As schools return, authorities are concerned the numbers are actually higher than first thought.

As a teenager, Alinta Smiley faced mental anguish. She faced poverty. Her mother was in prison and her father signed away his custody. At 14-year-old, the streets became her home.

She bounced from house to house, sometimes without a roof over her head. One person she vividly remembers is her friend Brandy.

“So, I was excited because that a friend with a car, you know, she was older,” Smiley recalled. “So, it started with her doing these invitations. I started with her just telling me to just kind of come along with her. She would have sex for money.”

Smiley had a “boyfriend” that collected the money that was given to them.

“She was recruiting. He was making the money,” Smiley said.

She learned they didn’t have a real friendship when she said no to a road trip with Brandy.

“When I didn't do the Lake of the Ozarks trip, I never heard from her again. She didn't call me. There was nothing. As I look back, she was recruiting,” Smiley remembered.

In and out of homes, at one point, Smiley says she almost considered ending her life.

“I couldn't quite just. I remember crying and I remember God saying that he had a plan for me. Ever since then, that was a turning point where I said I needed to find help,” she said.

The police immediately put her in touch with Crisis Aid International.

Cindy Malott is the director of advocacy services with the organization. They help place young girls in safe homes all over the country.

Then, shelter-in-place orders opened the door for internet predators. Crisis cases to the National Human Trafficking Hotline increased nationally by more than 40 percent.

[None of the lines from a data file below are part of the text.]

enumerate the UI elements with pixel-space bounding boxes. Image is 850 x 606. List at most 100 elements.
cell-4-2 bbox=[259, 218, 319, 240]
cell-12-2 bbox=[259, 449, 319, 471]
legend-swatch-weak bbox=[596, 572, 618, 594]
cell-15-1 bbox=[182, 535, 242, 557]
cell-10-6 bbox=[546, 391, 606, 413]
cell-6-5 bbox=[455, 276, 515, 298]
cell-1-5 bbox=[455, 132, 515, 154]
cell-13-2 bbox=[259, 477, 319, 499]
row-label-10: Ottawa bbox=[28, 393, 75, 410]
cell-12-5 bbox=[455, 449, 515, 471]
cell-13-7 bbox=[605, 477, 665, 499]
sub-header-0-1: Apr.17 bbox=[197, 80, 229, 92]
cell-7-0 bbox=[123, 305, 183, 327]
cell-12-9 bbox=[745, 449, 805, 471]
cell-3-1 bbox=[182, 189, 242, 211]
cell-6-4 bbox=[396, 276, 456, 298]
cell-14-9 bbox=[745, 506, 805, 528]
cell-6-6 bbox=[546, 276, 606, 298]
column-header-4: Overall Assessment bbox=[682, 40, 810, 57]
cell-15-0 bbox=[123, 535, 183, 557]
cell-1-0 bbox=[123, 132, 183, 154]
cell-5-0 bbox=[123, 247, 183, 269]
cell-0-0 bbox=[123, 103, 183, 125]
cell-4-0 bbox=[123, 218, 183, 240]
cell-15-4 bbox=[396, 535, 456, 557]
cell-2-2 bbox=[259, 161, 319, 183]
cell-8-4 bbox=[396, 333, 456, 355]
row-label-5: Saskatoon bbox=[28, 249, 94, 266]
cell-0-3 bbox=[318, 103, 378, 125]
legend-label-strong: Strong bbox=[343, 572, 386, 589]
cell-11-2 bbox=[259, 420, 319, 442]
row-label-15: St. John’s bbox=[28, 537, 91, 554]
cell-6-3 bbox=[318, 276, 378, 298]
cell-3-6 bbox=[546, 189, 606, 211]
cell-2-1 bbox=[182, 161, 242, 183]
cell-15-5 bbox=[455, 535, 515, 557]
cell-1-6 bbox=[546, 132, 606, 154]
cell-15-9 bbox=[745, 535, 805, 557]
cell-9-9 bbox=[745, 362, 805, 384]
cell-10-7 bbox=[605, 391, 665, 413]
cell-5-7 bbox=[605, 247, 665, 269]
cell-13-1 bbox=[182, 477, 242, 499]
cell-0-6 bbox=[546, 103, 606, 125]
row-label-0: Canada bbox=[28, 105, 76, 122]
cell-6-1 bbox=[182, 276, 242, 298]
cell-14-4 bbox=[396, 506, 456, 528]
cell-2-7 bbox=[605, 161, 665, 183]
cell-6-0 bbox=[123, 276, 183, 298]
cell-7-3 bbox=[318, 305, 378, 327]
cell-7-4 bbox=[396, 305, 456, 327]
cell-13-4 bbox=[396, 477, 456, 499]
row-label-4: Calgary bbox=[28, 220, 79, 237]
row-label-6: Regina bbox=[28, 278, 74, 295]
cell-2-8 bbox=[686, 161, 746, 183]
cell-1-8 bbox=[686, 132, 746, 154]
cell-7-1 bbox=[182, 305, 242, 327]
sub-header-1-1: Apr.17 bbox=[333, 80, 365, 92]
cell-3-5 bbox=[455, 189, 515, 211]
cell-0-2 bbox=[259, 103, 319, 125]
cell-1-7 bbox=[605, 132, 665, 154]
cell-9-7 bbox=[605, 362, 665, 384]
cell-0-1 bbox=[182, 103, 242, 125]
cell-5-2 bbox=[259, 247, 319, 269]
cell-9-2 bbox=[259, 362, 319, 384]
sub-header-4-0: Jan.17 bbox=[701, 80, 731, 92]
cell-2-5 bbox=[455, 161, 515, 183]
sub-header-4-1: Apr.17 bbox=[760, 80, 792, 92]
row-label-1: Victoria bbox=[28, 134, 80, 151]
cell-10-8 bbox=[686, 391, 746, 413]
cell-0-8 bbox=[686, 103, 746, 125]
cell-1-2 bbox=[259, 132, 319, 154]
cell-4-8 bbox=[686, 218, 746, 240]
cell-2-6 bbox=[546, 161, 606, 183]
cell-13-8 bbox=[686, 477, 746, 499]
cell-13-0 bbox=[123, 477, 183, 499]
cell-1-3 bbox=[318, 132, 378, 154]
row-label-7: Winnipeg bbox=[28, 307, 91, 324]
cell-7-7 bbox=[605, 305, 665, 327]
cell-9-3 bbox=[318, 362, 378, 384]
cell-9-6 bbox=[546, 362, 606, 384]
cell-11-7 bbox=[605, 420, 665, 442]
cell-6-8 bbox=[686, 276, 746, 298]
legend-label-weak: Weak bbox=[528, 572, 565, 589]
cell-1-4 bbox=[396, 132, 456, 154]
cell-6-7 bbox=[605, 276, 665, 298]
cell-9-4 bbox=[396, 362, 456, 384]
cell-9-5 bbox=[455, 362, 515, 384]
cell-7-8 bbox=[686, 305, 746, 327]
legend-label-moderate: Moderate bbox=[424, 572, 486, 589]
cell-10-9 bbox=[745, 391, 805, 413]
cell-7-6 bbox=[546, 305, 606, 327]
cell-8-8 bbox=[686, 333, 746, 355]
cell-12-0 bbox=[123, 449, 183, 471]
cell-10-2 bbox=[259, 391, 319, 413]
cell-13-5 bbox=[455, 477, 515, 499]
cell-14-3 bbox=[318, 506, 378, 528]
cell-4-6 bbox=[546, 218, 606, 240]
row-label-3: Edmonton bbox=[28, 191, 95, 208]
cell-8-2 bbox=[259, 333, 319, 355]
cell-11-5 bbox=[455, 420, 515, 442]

Malott says COVID-19 has also forced some to return to a society they tried so hard to escape.

“The vast majority of them were reliant on service industry jobs, restaurant jobs. Suddenly, most of that was taken away. So, the only thing you know to survive is dangerous and could take your life,” said Malott.

Aid groups have turned to some of the people they know well, people they’ve helped in the past. People like, Smiley.

Smiley has since graduated with a master’s degree in social work. She says so many are scared to talk. She hopes to be the voice for people who are still sitting quietly in the corner because they're scared or because they're embarrassed or because they think nobody will believe them.

She says that’s who she’s speaking for.